O país continua com uma dificuldade incomensurável de ajustar as contas com o seu passado. Depois dessa última tentativa de golpe de Estado - felizmente fracassada, para o bem de nossas instituições democráticas - percebe-se, nitidamente, a temperatura elevada na caserna, sobretudo no tocante ao que fazer em relação aos militares envolvidos naquela trama, em hierarquia e números elevados. Sugere-se que os comandantes que se recusaram a embarcar na aventura de ruptura institucional recente estão sendo mal vistos na tropa, exatamente por cumprirem seus deveres constitucionais, impedindo que tal transgressão se materializasse.
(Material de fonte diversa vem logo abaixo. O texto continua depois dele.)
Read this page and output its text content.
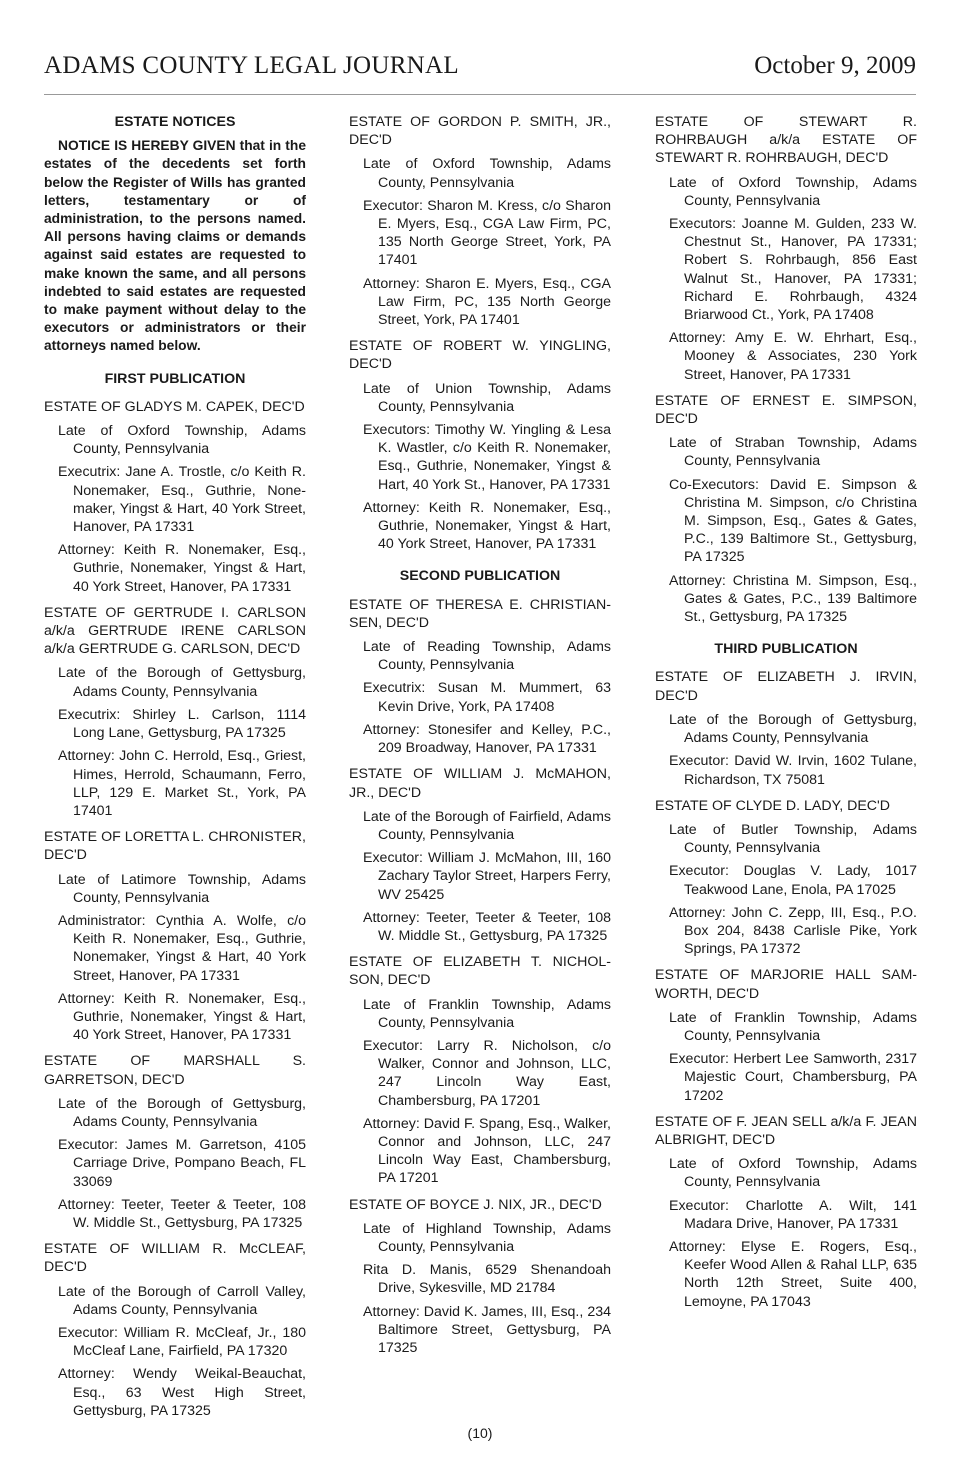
ADAMS COUNTY LEGAL JOURNAL	October 9, 2009
ESTATE NOTICES
NOTICE IS HEREBY GIVEN that in the estates of the decedents set forth below the Register of Wills has granted letters, testamentary or of administration, to the persons named. All persons having claims or demands against said estates are requested to make known the same, and all persons indebted to said estates are requested to make payment without delay to the executors or administrators or their attorneys named below.
FIRST PUBLICATION
ESTATE OF GLADYS M. CAPEK, DEC'D
Late of Oxford Township, Adams County, Pennsylvania
Executrix: Jane A. Trostle, c/o Keith R. Nonemaker, Esq., Guthrie, None-maker, Yingst & Hart, 40 York Street, Hanover, PA 17331
Attorney: Keith R. Nonemaker, Esq., Guthrie, Nonemaker, Yingst & Hart, 40 York Street, Hanover, PA 17331
ESTATE OF GERTRUDE I. CARLSON a/k/a GERTRUDE IRENE CARLSON a/k/a GERTRUDE G. CARLSON, DEC'D
Late of the Borough of Gettysburg, Adams County, Pennsylvania
Executrix: Shirley L. Carlson, 1114 Long Lane, Gettysburg, PA 17325
Attorney: John C. Herrold, Esq., Griest, Himes, Herrold, Schaumann, Ferro, LLP, 129 E. Market St., York, PA 17401
ESTATE OF LORETTA L. CHRONISTER, DEC'D
Late of Latimore Township, Adams County, Pennsylvania
Administrator: Cynthia A. Wolfe, c/o Keith R. Nonemaker, Esq., Guthrie, Nonemaker, Yingst & Hart, 40 York Street, Hanover, PA 17331
Attorney: Keith R. Nonemaker, Esq., Guthrie, Nonemaker, Yingst & Hart, 40 York Street, Hanover, PA 17331
ESTATE OF MARSHALL S. GARRETSON, DEC'D
Late of the Borough of Gettysburg, Adams County, Pennsylvania
Executor: James M. Garretson, 4105 Carriage Drive, Pompano Beach, FL 33069
Attorney: Teeter, Teeter & Teeter, 108 W. Middle St., Gettysburg, PA 17325
ESTATE OF WILLIAM R. McCLEAF, DEC'D
Late of the Borough of Carroll Valley, Adams County, Pennsylvania
Executor: William R. McCleaf, Jr., 180 McCleaf Lane, Fairfield, PA 17320
Attorney: Wendy Weikal-Beauchat, Esq., 63 West High Street, Gettysburg, PA 17325
ESTATE OF GORDON P. SMITH, JR., DEC'D
Late of Oxford Township, Adams County, Pennsylvania
Executor: Sharon M. Kress, c/o Sharon E. Myers, Esq., CGA Law Firm, PC, 135 North George Street, York, PA 17401
Attorney: Sharon E. Myers, Esq., CGA Law Firm, PC, 135 North George Street, York, PA 17401
ESTATE OF ROBERT W. YINGLING, DEC'D
Late of Union Township, Adams County, Pennsylvania
Executors: Timothy W. Yingling & Lesa K. Wastler, c/o Keith R. Nonemaker, Esq., Guthrie, Nonemaker, Yingst & Hart, 40 York St., Hanover, PA 17331
Attorney: Keith R. Nonemaker, Esq., Guthrie, Nonemaker, Yingst & Hart, 40 York Street, Hanover, PA 17331
SECOND PUBLICATION
ESTATE OF THERESA E. CHRISTIAN-SEN, DEC'D
Late of Reading Township, Adams County, Pennsylvania
Executrix: Susan M. Mummert, 63 Kevin Drive, York, PA 17408
Attorney: Stonesifer and Kelley, P.C., 209 Broadway, Hanover, PA 17331
ESTATE OF WILLIAM J. McMAHON, JR., DEC'D
Late of the Borough of Fairfield, Adams County, Pennsylvania
Executor: William J. McMahon, III, 160 Zachary Taylor Street, Harpers Ferry, WV 25425
Attorney: Teeter, Teeter & Teeter, 108 W. Middle St., Gettysburg, PA 17325
ESTATE OF ELIZABETH T. NICHOL-SON, DEC'D
Late of Franklin Township, Adams County, Pennsylvania
Executor: Larry R. Nicholson, c/o Walker, Connor and Johnson, LLC, 247 Lincoln Way East, Chambersburg, PA 17201
Attorney: David F. Spang, Esq., Walker, Connor and Johnson, LLC, 247 Lincoln Way East, Chambersburg, PA 17201
ESTATE OF BOYCE J. NIX, JR., DEC'D
Late of Highland Township, Adams County, Pennsylvania
Rita D. Manis, 6529 Shenandoah Drive, Sykesville, MD 21784
Attorney: David K. James, III, Esq., 234 Baltimore Street, Gettysburg, PA 17325
ESTATE OF STEWART R. ROHRBAUGH a/k/a ESTATE OF STEWART R. ROHRBAUGH, DEC'D
Late of Oxford Township, Adams County, Pennsylvania
Executors: Joanne M. Gulden, 233 W. Chestnut St., Hanover, PA 17331; Robert S. Rohrbaugh, 856 East Walnut St., Hanover, PA 17331; Richard E. Rohrbaugh, 4324 Briarwood Ct., York, PA 17408
Attorney: Amy E. W. Ehrhart, Esq., Mooney & Associates, 230 York Street, Hanover, PA 17331
ESTATE OF ERNEST E. SIMPSON, DEC'D
Late of Straban Township, Adams County, Pennsylvania
Co-Executors: David E. Simpson & Christina M. Simpson, c/o Christina M. Simpson, Esq., Gates & Gates, P.C., 139 Baltimore St., Gettysburg, PA 17325
Attorney: Christina M. Simpson, Esq., Gates & Gates, P.C., 139 Baltimore St., Gettysburg, PA 17325
THIRD PUBLICATION
ESTATE OF ELIZABETH J. IRVIN, DEC'D
Late of the Borough of Gettysburg, Adams County, Pennsylvania
Executor: David W. Irvin, 1602 Tulane, Richardson, TX 75081
ESTATE OF CLYDE D. LADY, DEC'D
Late of Butler Township, Adams County, Pennsylvania
Executor: Douglas V. Lady, 1017 Teakwood Lane, Enola, PA 17025
Attorney: John C. Zepp, III, Esq., P.O. Box 204, 8438 Carlisle Pike, York Springs, PA 17372
ESTATE OF MARJORIE HALL SAM-WORTH, DEC'D
Late of Franklin Township, Adams County, Pennsylvania
Executor: Herbert Lee Samworth, 2317 Majestic Court, Chambersburg, PA 17202
ESTATE OF F. JEAN SELL a/k/a F. JEAN ALBRIGHT, DEC'D
Late of Oxford Township, Adams County, Pennsylvania
Executor: Charlotte A. Wilt, 141 Madara Drive, Hanover, PA 17331
Attorney: Elyse E. Rogers, Esq., Keefer Wood Allen & Rahal LLP, 635 North 12th Street, Suite 400, Lemoyne, PA 17043
(10)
Esses militares legalistas serão convocados a se pronunciarem em relação ao que houve de fato e isso, inevitavelmente, irá comprometer aqueles que estiveram no epicentro da trama golpista. Aliás, esse jogo de empurra, empurra tornou-se a tônica entre os militares que estão arrolados nessas tessituras. Ninguém assume que é golpista, que tentou um golpe de Estado, onde esteve em jogo até mesmo a eliminação física de autoridades da República. A estratégia de defesa é a mesma, ou seja, eu não tenho nada a ver com isso e a culpa é sempre do outro. Estão tentando tirar o corpo fora. Com isso, o que não se constitui na realidade numa surpresa, a gente descobre que golpistas também são covardes, uma vez que não assumem o que fazem diante do aperto da justiça.
Neste contexto, a Comissão da Verdade sempre atuou com limitações evidentes, num jogo de escaramuças entre o poder civil e o poder militar. Mesmo assim, agora vem uma resolução do CNJ que determina que os cartórios serão obrigados a emitirem certidões de óbitos daquelas desaparecidos durante o regime militar, consoante as identificações procedidas pela Comissão da Verdade. Num dos nossos romances, Chaminés Dormentes, disponível na plataforma da Amazon, o terceiro, na trilogia sobre a industrialização têxtil no país tomando como referência a cidade-fábrica de Paulista, na Região Metropolitana do Recife, abrimos um capítulo onde abordamos essa questão, relativo a dois casos emblemáticos, envolvendo um cidadão que desapareceu misteriosamente até hoje, em princípio, sem qualquer ligação com algum grupo de enfrentamento da ditadura militar.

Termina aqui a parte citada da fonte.